The ladder wavered in the air for a moment. Then he eased it down against one of the lower cables, a fiber-optic one that carries telecommunications signals, and it’s anyone’s guess whether it was operational or not.

He climbed up the ladder to the live electric line, which carries enough voltage to kill or maim a person in an instant, and started moving wires around and unscrewing bolts. He wore no rubber safety gloves — he’d left them in the truck — but he had wrapped a couple of Charmaine’s plastic grocery bags around the live wires as insulators. A sharp knife blade stuck up out of his back pocket, glinting in the afternoon sun.

George and Charmaine stood at a safe distance, watching Kayak work. The expressions on their faces were a combination of admiration that the activist’s latest action was on their behalf and fear that this action might be Kayak’s last.

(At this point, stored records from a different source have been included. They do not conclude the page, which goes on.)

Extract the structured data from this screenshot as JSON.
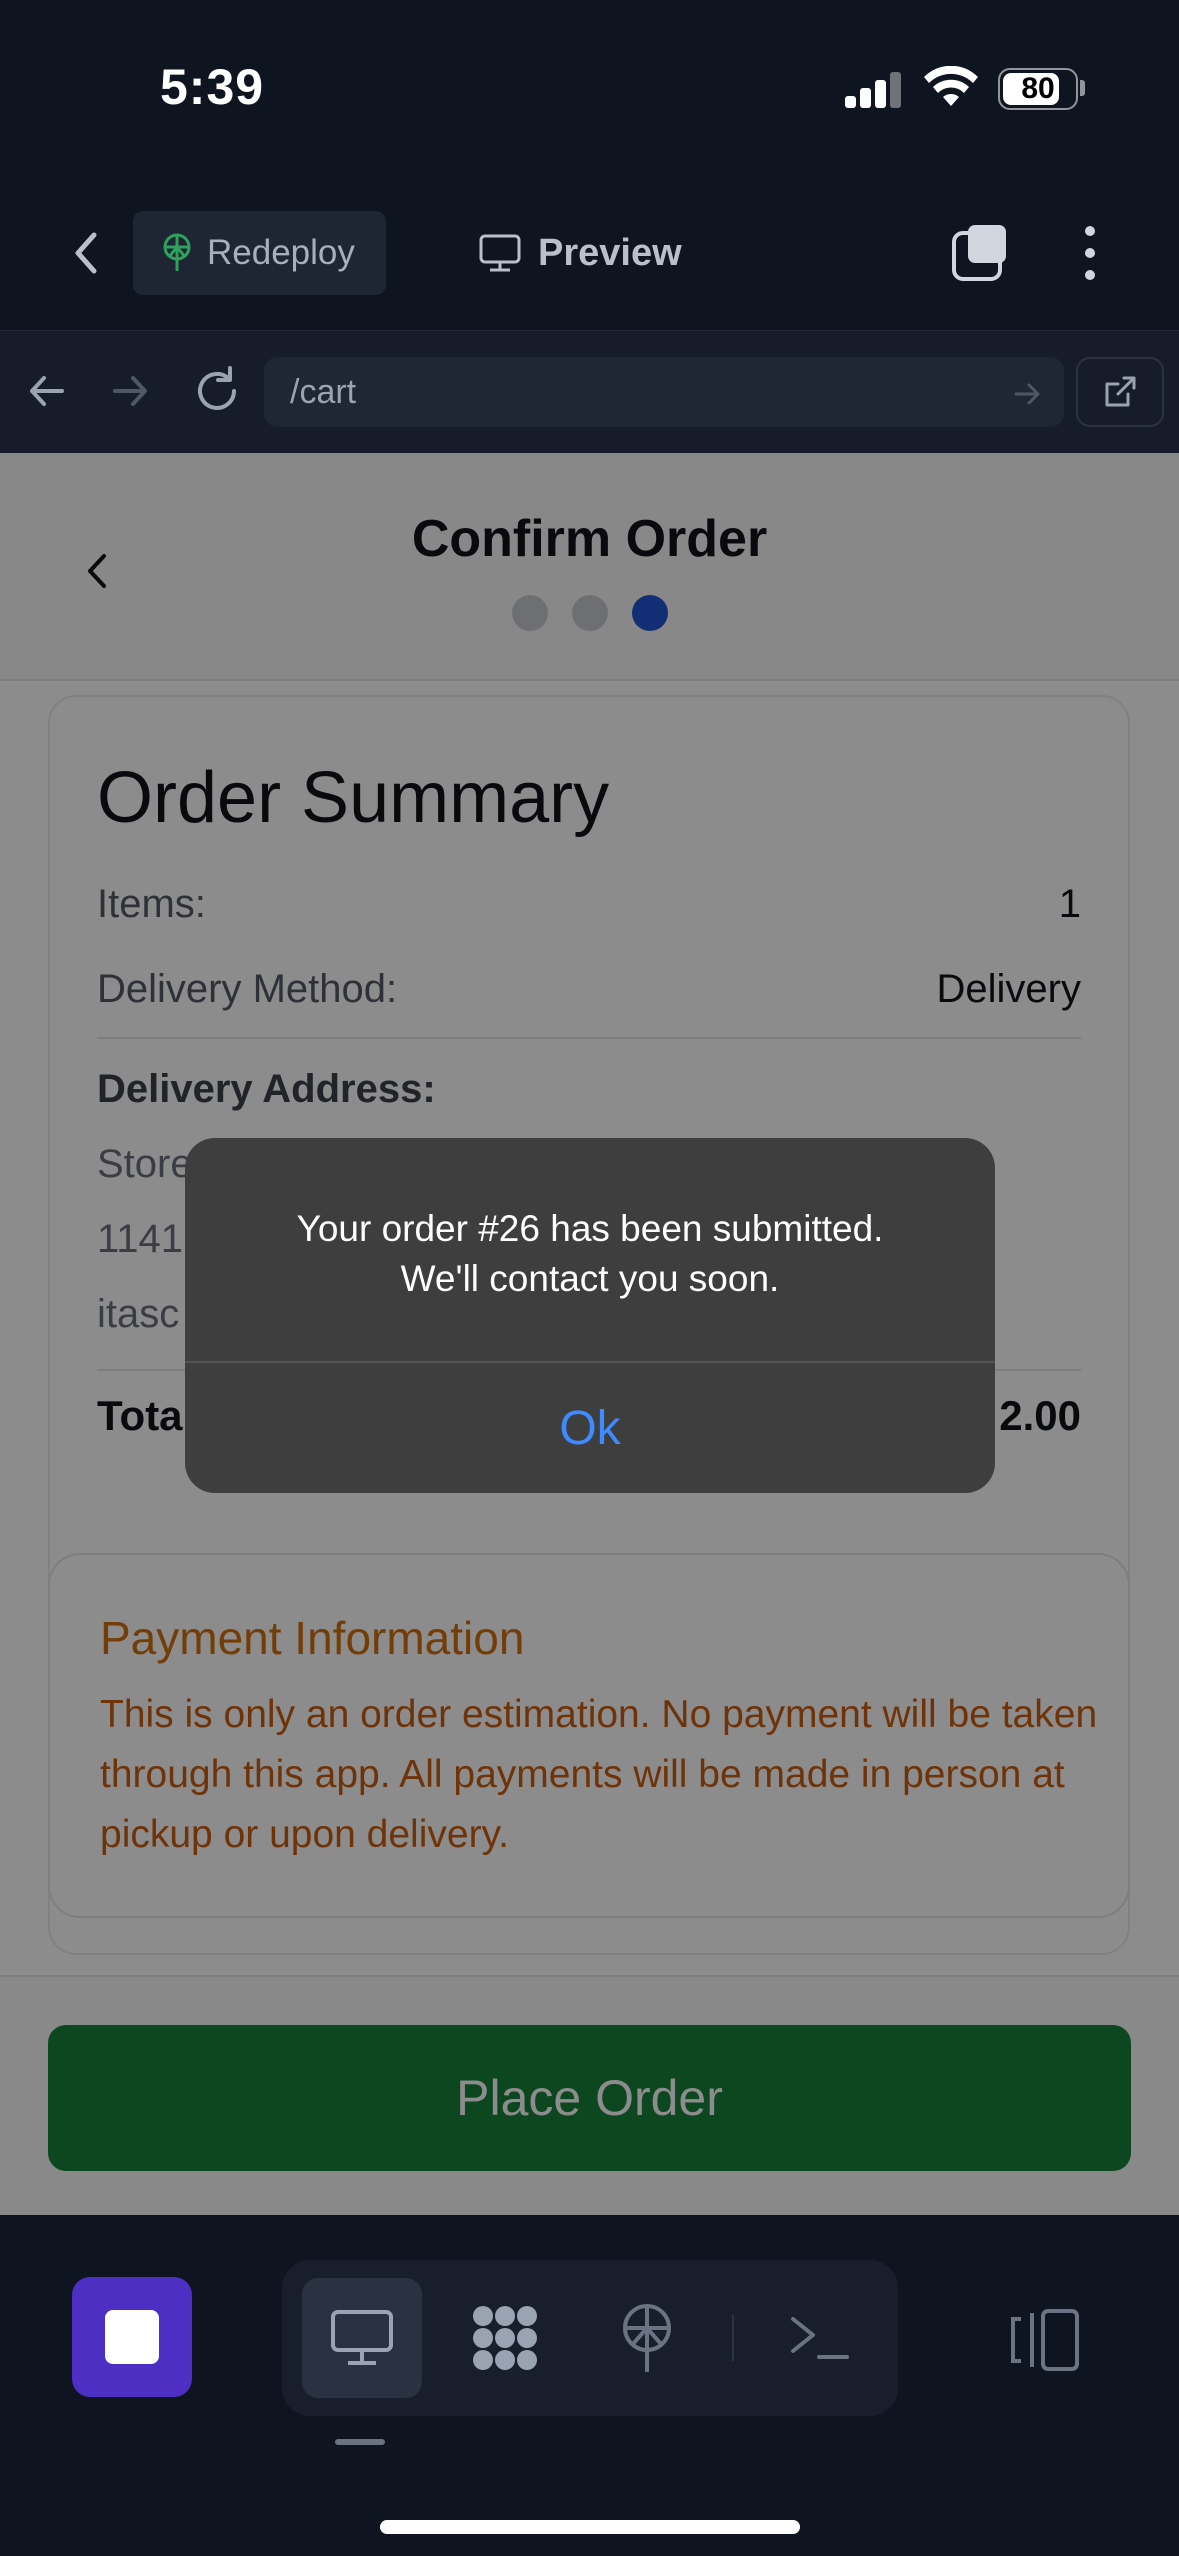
{
  "status_bar": {
    "time": "5:39",
    "battery": "80",
    "battery_level": 0.8
  },
  "toolbar": {
    "redeploy_label": "Redeploy",
    "preview_label": "Preview"
  },
  "urlbar": {
    "url": "/cart"
  },
  "page": {
    "title": "Confirm Order",
    "steps": 3,
    "active_step": 3,
    "summary": {
      "title": "Order Summary",
      "items_label": "Items:",
      "items_value": "1",
      "delivery_method_label": "Delivery Method:",
      "delivery_method_value": "Delivery",
      "address_label": "Delivery Address:",
      "address_lines": [
        "Store",
        "1141",
        "itasc"
      ],
      "total_label": "Tota",
      "total_value": "2.00"
    },
    "payment": {
      "title": "Payment Information",
      "text": "This is only an order estimation. No payment will be taken through this app. All payments will be made in person at pickup or upon delivery."
    },
    "place_order_label": "Place Order"
  },
  "alert": {
    "message_line1": "Your order #26 has been submitted.",
    "message_line2": "We'll contact you soon.",
    "ok_label": "Ok"
  },
  "dock": {
    "items": [
      "desktop-icon",
      "apps-grid-icon",
      "deploy-icon",
      "terminal-icon"
    ],
    "active_item": "desktop-icon"
  },
  "colors": {
    "accent_blue": "#2157d6",
    "primary_green": "#16813a",
    "payment_orange": "#d2700f",
    "stop_purple": "#4d2fc4",
    "alert_link": "#3d8bff"
  }
}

They knew Kayak because he had been to the neighborhood before, two weeks earlier, to attempt to restore power to this street. A neighbor had pleaded with Kayak to do it, and Kayak, being a fellow resident of Vega Baja, had responded.

"We’d been waiting for six months," George said, shaking his head in wonder, "and he did it in an hour."

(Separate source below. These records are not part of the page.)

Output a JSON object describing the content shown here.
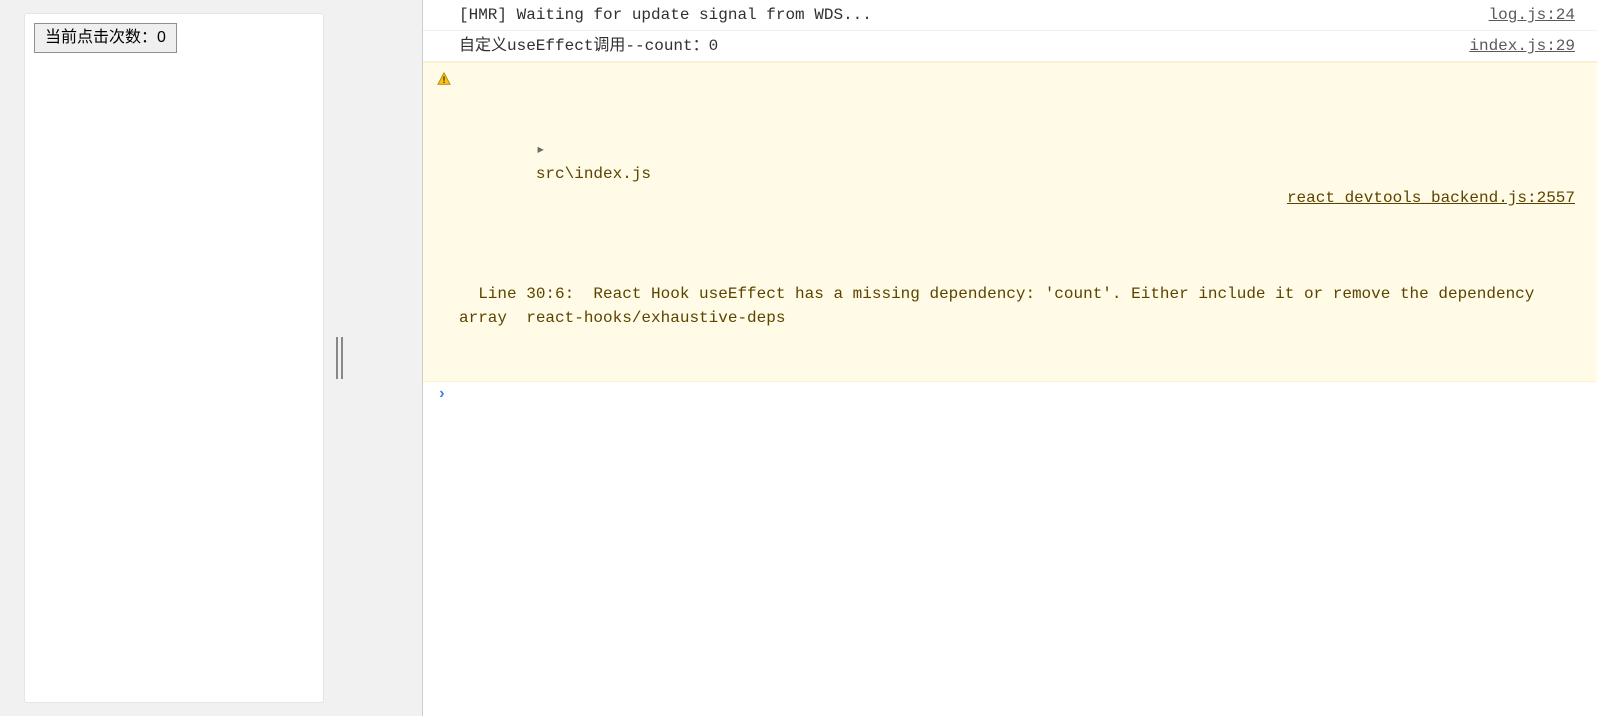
{
  "page": {
    "button_label": "当前点击次数：0"
  },
  "console": {
    "rows": [
      {
        "kind": "info",
        "text": "[HMR] Waiting for update signal from WDS...",
        "source": "log.js:24"
      },
      {
        "kind": "info",
        "text": "自定义useEffect调用--count：0",
        "source": "index.js:29"
      },
      {
        "kind": "warn",
        "file": "src\\index.js",
        "text": "  Line 30:6:  React Hook useEffect has a missing dependency: 'count'. Either include it or remove the dependency array  react-hooks/exhaustive-deps",
        "source": "react_devtools_backend.js:2557"
      }
    ],
    "prompt_chevron": "›"
  }
}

Charmaine and George’s house remained dark, though, because the hurricane and its 155-mph winds had flattened the post in the front yard that held their junction box. George had gotten help from his neighbors to rebuild the post, and today Kayak would try to connect it.

It’s common knowledge in Puerto Rico how Kayak got his nickname.

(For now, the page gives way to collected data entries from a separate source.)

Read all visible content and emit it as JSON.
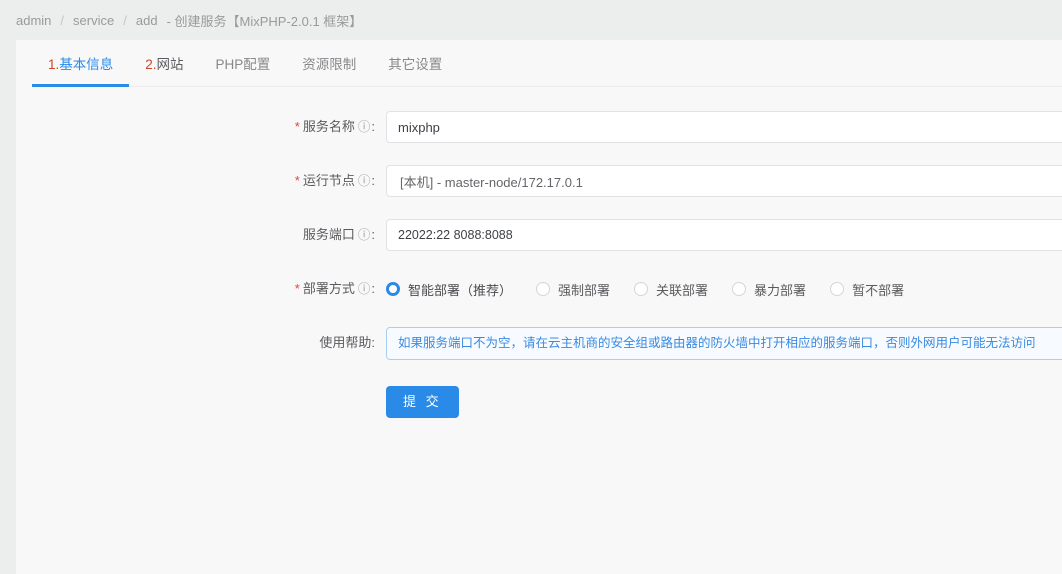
{
  "breadcrumb": {
    "items": [
      "admin",
      "service",
      "add"
    ],
    "separator": "/",
    "current": "- 创建服务【MixPHP-2.0.1 框架】"
  },
  "tabs": [
    {
      "num": "1.",
      "name": "基本信息",
      "active": true
    },
    {
      "num": "2.",
      "name": "网站",
      "active": false
    },
    {
      "num": "",
      "name": "PHP配置",
      "active": false
    },
    {
      "num": "",
      "name": "资源限制",
      "active": false
    },
    {
      "num": "",
      "name": "其它设置",
      "active": false
    }
  ],
  "form": {
    "service_name": {
      "label": "服务名称",
      "required": true,
      "help_icon": "question-circle-icon",
      "value": "mixphp",
      "placeholder": ""
    },
    "run_node": {
      "label": "运行节点",
      "required": true,
      "help_icon": "question-circle-icon",
      "value": "[本机] - master-node/172.17.0.1",
      "placeholder": ""
    },
    "service_port": {
      "label": "服务端口",
      "required": false,
      "help_icon": "question-circle-icon",
      "value": "22022:22 8088:8088",
      "placeholder": ""
    },
    "deploy_mode": {
      "label": "部署方式",
      "required": true,
      "help_icon": "question-circle-icon",
      "options": [
        {
          "label": "智能部署（推荐）",
          "checked": true
        },
        {
          "label": "强制部署",
          "checked": false
        },
        {
          "label": "关联部署",
          "checked": false
        },
        {
          "label": "暴力部署",
          "checked": false
        },
        {
          "label": "暂不部署",
          "checked": false
        }
      ]
    },
    "usage_help": {
      "label": "使用帮助",
      "required": false,
      "text": "如果服务端口不为空，请在云主机商的安全组或路由器的防火墙中打开相应的服务端口，否则外网用户可能无法访问"
    },
    "colon": "：",
    "submit_label": "提 交"
  },
  "colors": {
    "accent": "#2a8ae8",
    "required_star": "#e8413c",
    "tab_num": "#d14426",
    "help_text": "#3a8ae0",
    "help_bg": "#f7fbff",
    "help_border": "#a9cef5",
    "page_bg": "#eceded",
    "card_bg": "#f8f8f8"
  }
}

Puerto Rico grid repair. Photo credit: David Ferris/E&E News
Kayak prepares to wire a lightless house in Vega Baja, Puerto Rico, with one of the occupants as his assistant. | David Ferris/E&E News

In 2007, he broke into a construction site of a luxury development in San Juan that, the activist believed, would damage the nearby beach. He stayed up there for a week while police waited below to arrest him.

But police were unprepared when he rappelled off the crane and into a red kayak waiting in the water below. The activist, according to local legend, quickly paddled it under a bridge too low for the police boats. There, he abandoned the kayak and swam to shore, where his supporters created enough confusion that Kayak was able to get away.

Not that he got away for long. Kayak has been jailed in many places, including New York, Puerto Rico and Israel. Just last week, he appeared in court.

"Owww!" Kayak yelled suddenly from his perch against the power pole.

He had been electrocuted, though not seriously, and when he was done connecting the house to the power line he descended from the ladder biting his thumb. "I don’t know how that happened," he said.

All that remained was to finish the connections to Charmaine and George’s house, which took a few minutes. Kayak asked Charmaine to go inside and see what would happen.

For the first time in six months, the kitchen appliances started to blink and beep.

George joined Charmaine in the living room, under the bluish glow of the tarp that served as their makeshift roof.

Before the couple posed for a photo with Kayak, and before they offered him money and he refused it, they wanted to experience a simple comfort. George went to find a light bulb and put himself in position to screw it in.

Unseen behind him, Kayak crept in the door. He banged a hammer against a piece of wood, to make a sound like an electrical explosion. George jumped.

And Kayak, the troublemaker, gave a big belly laugh.